Saturday, April 10, 2010

Ultrasound #1

I had my first ultrasound for this baby yesterday morning and it went okay.  We could clearly see the gestational sac in my uterus, so that was a huge relief.  I had been hoping to be able to see the baby and the heartbeat, but hopefully it was just too early.  According to my calculations based on when I ovulated, I should have been 6 weeks.  The sac measured a little small, more like 5w2d.  But my RE didn't seem concerned at all.  I made him check my tubes because I'd been having so much pain where my previous ectopic was, but he didn't see anything out of the ordinary.

So I'm starting to relax a bit.  At least we know it's implanted correctly-- that's a huge hurdle.  Before the appointment, I had worked myself up so much I was convinced I would be headed straight to surgery.  Thank goodness that's not the case.  That, in and of itself, is a wonderful blessing to me.  The doctor told me I needed to just relax and take care of myself and leave the worrying to them.  At first, he told me to come back for a follow-up ultrasound in 2 weeks.  I told him honestly, with my history, that would be really difficult to wait that long.  He took a look at my chart and agreed, so we scheduled the next one for 1 week away, very early next Friday morning.

He gave us printouts of the ultrasound with a big "Hello Mom and Dad!" over the sac and somehow that's comforted me.  I put one of them up in our bathroom so we can see it often.  If I look closely, I think I can see what could be the baby, but I'm not sure if that's just wishful thinking.  I've started having those pulled stomach muscle feelings when I move.  I can only hope that's a good sign of growing and stretching.  I remember those with my last pregnancy-- even though that one didn't turn out like we'd hoped, I hope these are good signs.

I spent a lot of the afternoon yesterday reading other women's stories on the internet of seeing only a sac at 6 weeks.  Overall, it was very encouraging.  It seemed like quite a lot of them went back just a week or so later and saw the baby & heartbeat.  I hope I'm in that boat a week from now.  But either way, for now, I am still pregnant and that is amazing.  I have to remind myself of that over and over again.  This miracle is growing inside me.  Every day with this little one is a blessing.

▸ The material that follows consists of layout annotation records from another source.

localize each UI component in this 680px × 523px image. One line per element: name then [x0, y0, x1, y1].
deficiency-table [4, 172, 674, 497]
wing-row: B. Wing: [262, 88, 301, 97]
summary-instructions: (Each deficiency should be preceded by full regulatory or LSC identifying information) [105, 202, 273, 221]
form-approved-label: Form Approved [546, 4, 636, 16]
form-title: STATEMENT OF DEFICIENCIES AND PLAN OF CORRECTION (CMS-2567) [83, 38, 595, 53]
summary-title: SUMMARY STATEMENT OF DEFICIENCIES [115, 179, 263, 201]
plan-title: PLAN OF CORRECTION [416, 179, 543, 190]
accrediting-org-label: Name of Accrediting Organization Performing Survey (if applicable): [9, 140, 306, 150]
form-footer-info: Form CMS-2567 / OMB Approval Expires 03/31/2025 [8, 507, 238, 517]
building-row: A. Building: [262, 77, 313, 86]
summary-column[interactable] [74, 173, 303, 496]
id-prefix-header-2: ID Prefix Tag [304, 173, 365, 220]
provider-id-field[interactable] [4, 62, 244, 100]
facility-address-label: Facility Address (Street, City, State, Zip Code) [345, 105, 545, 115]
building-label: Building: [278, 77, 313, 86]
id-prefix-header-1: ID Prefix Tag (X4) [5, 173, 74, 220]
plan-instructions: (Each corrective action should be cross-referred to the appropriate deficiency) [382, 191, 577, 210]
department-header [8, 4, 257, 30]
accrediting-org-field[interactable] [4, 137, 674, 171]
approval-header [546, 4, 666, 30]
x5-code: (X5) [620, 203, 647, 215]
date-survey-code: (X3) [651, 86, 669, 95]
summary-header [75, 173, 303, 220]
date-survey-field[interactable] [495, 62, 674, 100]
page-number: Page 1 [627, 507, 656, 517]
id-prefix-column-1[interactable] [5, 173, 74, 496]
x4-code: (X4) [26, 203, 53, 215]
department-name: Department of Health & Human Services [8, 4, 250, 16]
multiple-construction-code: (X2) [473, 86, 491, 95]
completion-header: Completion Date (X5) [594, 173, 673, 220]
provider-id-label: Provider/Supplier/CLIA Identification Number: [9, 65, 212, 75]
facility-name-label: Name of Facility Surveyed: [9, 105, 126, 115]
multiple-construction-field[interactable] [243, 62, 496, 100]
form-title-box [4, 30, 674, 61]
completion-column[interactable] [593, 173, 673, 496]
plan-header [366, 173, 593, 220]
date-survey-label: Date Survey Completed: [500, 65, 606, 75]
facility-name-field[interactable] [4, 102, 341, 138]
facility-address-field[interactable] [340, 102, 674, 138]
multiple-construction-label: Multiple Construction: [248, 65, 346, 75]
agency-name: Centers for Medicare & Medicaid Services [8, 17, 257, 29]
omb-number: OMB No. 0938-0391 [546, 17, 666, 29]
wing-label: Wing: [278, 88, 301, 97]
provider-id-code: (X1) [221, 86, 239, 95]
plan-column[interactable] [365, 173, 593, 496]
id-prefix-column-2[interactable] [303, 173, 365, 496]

I love you, baby, and hope we find you strong, healthy and implanted correctly.

3 comments:

Unknown said...

early ultrasounds are a double-edged sword. they cause a lot of needless worry, a lot of the time.

I am betting you go back in a week and see a BEAUTIFUL heartbeaT!

...AND THEN WE'LL BOTH BE CRYING! :)

Unknown said...

thinking about you...what time tomorrow?

Unknown said...

PRAYING PRAYING PRAYING! And then Praying some more! Praying for AWESOME news! It's 7:53 so you must know something by now...glad you didn't have to wait half the day for the appointment to come.